Alors que le Parquet avait requis contre lui une condamnation à sept ans de prison, le financier avait finalement écopé d’une peine de cinq ans de prison – dont trois avec sursis – pour « blanchiment de fraude fiscale » assortie du port d’un bracelet électronique et d’une interdiction de gérer. Interdiction dont il a visiblement fait fi. En remontant le fil belge, les policiers de la brigade fiscale de l’OCLCIFF (Office central de lutte contre la corruption et les infractions financières et fiscales) ont retrouvé trace d’une société Zydowska Sztuka I Kultura, « art et culture juive », en Pologne. Et sont retombés sur la Rietumu Banka à Riga, déjà condamnée dans le scandale France Offshore.

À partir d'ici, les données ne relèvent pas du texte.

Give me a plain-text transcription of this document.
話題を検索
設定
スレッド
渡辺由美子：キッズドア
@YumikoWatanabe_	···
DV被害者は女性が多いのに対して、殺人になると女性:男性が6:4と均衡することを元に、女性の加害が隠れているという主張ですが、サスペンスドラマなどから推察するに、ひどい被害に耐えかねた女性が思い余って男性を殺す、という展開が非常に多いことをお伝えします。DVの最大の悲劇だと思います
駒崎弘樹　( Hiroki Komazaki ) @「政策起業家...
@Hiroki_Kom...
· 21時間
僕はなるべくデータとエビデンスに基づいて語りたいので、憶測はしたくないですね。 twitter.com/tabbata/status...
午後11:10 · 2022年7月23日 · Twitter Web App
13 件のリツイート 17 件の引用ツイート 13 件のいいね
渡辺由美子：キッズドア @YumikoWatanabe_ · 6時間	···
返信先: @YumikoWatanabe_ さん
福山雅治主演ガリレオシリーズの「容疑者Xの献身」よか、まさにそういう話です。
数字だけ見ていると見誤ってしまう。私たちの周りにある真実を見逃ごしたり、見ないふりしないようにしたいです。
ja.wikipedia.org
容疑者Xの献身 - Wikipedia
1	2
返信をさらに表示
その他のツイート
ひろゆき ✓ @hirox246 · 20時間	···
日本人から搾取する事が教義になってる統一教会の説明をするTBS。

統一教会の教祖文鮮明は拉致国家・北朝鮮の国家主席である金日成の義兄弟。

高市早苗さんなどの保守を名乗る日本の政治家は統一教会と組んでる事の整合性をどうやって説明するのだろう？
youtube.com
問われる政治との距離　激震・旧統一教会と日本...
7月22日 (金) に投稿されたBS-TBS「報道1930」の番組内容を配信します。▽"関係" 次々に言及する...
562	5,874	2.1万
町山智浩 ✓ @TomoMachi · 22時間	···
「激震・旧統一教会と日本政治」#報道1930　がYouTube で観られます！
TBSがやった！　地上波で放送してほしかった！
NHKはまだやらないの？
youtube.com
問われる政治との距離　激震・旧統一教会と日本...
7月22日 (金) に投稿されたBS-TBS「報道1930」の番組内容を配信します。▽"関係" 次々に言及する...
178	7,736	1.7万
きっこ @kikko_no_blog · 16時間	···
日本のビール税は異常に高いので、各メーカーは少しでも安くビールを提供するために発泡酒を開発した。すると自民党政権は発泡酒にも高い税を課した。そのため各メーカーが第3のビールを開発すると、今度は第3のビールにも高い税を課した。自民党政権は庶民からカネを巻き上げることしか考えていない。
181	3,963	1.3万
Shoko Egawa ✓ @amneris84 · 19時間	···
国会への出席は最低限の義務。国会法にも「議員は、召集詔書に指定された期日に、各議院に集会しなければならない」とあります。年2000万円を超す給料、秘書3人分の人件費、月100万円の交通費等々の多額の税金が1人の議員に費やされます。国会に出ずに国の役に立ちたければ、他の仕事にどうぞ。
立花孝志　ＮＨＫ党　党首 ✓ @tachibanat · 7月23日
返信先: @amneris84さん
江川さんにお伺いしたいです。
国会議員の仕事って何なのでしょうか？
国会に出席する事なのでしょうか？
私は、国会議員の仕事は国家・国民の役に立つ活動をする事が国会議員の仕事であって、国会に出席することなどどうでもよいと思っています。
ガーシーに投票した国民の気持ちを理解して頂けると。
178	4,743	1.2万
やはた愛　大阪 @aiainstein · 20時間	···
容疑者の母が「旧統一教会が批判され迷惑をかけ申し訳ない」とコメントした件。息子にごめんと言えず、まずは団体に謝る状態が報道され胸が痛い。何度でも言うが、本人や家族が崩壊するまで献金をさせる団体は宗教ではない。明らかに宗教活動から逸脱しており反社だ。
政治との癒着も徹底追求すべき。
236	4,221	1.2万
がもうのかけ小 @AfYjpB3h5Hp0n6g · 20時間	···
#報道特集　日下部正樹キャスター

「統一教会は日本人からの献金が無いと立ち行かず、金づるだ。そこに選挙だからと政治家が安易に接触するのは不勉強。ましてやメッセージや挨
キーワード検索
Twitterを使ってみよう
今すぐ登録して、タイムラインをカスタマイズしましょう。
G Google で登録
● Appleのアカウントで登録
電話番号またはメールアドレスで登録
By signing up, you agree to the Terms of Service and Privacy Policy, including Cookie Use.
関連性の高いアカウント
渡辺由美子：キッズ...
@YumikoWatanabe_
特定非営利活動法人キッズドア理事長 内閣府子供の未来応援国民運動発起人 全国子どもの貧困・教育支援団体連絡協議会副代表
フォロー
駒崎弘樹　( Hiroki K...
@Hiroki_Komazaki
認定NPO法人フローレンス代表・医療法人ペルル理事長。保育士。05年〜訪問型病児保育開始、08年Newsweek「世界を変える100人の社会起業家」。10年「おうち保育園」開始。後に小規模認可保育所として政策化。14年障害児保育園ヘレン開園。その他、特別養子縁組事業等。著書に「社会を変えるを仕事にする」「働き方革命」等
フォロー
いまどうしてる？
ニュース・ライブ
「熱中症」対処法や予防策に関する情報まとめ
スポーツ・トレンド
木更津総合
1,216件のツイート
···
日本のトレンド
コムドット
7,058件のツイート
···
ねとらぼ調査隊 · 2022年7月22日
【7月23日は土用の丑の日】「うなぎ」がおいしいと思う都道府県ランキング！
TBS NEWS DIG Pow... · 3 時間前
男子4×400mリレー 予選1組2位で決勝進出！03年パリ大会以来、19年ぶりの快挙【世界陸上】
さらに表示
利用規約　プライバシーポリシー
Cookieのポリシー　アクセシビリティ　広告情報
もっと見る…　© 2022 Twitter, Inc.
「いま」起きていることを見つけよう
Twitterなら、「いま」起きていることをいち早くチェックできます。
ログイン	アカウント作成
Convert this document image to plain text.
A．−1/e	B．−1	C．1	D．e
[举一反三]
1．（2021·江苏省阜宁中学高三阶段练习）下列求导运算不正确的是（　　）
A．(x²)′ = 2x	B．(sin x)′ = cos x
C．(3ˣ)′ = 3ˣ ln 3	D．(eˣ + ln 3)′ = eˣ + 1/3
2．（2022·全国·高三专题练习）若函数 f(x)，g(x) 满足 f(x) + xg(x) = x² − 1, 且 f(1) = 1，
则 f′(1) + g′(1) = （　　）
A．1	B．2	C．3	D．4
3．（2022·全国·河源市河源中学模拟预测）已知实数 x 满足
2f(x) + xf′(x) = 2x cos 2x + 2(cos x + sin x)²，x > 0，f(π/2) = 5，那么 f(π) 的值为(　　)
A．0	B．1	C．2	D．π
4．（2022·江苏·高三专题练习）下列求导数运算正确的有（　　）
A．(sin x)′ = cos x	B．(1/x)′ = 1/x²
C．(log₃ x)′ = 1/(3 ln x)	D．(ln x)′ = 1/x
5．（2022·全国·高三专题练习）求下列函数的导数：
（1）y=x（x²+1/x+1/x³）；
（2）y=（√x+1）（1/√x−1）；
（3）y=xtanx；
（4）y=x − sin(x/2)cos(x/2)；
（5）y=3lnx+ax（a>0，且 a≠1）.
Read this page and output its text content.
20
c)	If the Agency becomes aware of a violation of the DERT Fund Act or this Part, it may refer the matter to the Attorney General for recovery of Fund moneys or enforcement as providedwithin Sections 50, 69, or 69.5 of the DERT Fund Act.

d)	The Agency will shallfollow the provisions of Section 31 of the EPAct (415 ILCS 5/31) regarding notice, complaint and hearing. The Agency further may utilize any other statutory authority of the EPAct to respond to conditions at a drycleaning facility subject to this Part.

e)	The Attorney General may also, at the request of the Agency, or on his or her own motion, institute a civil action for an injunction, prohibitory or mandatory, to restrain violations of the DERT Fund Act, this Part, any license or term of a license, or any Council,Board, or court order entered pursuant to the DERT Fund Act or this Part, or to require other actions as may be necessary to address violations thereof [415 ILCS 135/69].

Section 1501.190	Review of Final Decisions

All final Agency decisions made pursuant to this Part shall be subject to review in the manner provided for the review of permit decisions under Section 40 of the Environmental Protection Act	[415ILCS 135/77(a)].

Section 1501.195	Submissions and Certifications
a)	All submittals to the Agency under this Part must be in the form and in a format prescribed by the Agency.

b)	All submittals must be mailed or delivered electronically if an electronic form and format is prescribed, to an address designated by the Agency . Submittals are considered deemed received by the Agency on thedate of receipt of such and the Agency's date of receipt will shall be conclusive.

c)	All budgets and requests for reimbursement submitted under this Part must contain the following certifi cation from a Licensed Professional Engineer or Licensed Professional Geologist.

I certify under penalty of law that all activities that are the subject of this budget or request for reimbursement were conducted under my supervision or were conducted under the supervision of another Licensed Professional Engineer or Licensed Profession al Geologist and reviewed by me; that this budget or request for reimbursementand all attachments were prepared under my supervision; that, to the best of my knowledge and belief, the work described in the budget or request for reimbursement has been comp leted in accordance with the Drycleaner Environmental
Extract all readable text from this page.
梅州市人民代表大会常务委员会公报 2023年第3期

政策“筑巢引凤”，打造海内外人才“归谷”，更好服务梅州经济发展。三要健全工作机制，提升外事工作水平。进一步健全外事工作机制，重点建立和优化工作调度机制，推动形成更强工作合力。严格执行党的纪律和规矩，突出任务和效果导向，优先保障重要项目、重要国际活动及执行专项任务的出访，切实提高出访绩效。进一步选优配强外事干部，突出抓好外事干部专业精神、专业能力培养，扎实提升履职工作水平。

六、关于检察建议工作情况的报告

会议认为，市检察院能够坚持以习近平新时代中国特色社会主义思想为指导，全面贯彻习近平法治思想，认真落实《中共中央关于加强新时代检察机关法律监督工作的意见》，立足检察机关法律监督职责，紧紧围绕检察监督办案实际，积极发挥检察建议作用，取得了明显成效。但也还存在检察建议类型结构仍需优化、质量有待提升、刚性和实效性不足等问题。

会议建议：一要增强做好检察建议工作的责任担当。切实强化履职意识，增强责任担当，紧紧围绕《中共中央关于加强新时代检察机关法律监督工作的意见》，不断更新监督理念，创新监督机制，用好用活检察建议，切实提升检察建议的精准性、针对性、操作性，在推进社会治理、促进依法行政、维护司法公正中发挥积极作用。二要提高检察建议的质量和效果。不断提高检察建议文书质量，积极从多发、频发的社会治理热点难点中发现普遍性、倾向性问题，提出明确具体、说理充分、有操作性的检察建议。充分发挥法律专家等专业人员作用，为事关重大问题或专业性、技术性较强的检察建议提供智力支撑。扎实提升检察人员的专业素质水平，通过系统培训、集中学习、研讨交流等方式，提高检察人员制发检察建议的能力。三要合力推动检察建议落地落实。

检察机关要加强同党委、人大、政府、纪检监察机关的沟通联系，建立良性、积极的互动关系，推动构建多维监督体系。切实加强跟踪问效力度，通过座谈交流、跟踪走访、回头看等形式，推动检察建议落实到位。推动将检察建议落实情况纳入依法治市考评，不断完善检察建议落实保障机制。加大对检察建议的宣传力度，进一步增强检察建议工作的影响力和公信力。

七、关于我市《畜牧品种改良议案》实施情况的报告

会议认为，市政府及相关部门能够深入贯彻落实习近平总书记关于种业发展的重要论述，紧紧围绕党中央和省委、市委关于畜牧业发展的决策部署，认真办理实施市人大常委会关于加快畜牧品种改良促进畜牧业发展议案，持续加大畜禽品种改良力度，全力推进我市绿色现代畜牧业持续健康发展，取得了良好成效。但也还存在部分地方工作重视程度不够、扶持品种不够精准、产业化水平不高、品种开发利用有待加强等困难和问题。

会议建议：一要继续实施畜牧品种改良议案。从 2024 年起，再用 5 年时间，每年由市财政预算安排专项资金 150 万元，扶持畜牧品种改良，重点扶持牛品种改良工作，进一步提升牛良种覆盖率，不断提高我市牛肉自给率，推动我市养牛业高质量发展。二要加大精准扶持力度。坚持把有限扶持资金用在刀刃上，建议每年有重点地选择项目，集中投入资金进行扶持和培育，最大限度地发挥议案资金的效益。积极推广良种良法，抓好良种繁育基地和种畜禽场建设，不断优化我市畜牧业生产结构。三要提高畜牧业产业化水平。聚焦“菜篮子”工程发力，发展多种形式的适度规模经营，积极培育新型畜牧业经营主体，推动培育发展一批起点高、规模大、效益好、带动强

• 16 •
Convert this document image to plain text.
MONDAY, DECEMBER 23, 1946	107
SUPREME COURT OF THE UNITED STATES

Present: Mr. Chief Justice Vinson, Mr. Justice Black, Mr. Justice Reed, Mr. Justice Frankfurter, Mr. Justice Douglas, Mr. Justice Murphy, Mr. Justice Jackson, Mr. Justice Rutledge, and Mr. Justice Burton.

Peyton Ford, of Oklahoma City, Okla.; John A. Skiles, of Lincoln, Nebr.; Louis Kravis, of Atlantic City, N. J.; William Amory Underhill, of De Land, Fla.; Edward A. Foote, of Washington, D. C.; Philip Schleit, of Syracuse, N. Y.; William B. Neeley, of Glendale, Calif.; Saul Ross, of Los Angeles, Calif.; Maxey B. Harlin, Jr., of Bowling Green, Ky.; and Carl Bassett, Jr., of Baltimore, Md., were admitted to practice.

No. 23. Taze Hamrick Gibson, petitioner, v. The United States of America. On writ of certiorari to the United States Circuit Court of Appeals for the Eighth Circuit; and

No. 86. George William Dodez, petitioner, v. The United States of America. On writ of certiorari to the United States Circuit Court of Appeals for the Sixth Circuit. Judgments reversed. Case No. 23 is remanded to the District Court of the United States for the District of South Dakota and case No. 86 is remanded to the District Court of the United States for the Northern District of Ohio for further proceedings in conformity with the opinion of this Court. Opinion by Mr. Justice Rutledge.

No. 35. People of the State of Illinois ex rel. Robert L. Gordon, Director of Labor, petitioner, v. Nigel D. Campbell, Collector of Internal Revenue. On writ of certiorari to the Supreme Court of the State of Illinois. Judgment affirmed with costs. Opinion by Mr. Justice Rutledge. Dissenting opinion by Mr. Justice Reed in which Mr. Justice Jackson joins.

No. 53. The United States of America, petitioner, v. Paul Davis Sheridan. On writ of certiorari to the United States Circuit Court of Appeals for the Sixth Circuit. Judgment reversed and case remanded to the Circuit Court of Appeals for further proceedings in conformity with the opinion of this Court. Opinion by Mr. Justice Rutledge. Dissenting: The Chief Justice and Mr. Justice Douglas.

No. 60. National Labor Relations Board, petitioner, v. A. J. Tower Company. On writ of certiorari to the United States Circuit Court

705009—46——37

Soupçonné d’être le cerveau de ce second système de fraude fiscale et d’abus de confiance à grande échelle – de nombreux clients ont perdu la trace de leurs avoirs déposés auprès de la Breder Sussao – le flamboyant quadragénaire nie tout implication. Contacté, son avocat, Me Serge Kierszenbaum n’était pas joignable. Les dénégations de Nadav Bensoussan n’ont pas empêché la juge Patricia Simon de le mettre en examen pour de multiples chefs d’accusation allant, selon les révélations de France Info, du « blanchiment en bande organisée de fraude fiscale » à «l’association de malfaiteurs » en passant par « l’exercice illégal de la profession de banquier ».

Une autre personne a été mise en examen à ses côtés : il s’agirait de Mickaël B, le salarié « piégé » par les caméras d’Elise Lucet, que certains clients de France Offshore ont identifié en le voyant à la télévision comme un ancien de l’équipe de Nadav Bensoussan. « Mon client conteste avoir été mêlé tant à l’affaire France Offshore qu’à l’affaire Fidusuisse, indique son avocat Me David-Olivier Kaminski. S’il lui est arrivé de croiser Mr Bensoussan, c’est uniquement dans un cadre privé ». Un ami qui aujourd’hui lui envoie de « bons baisers » de la Santé.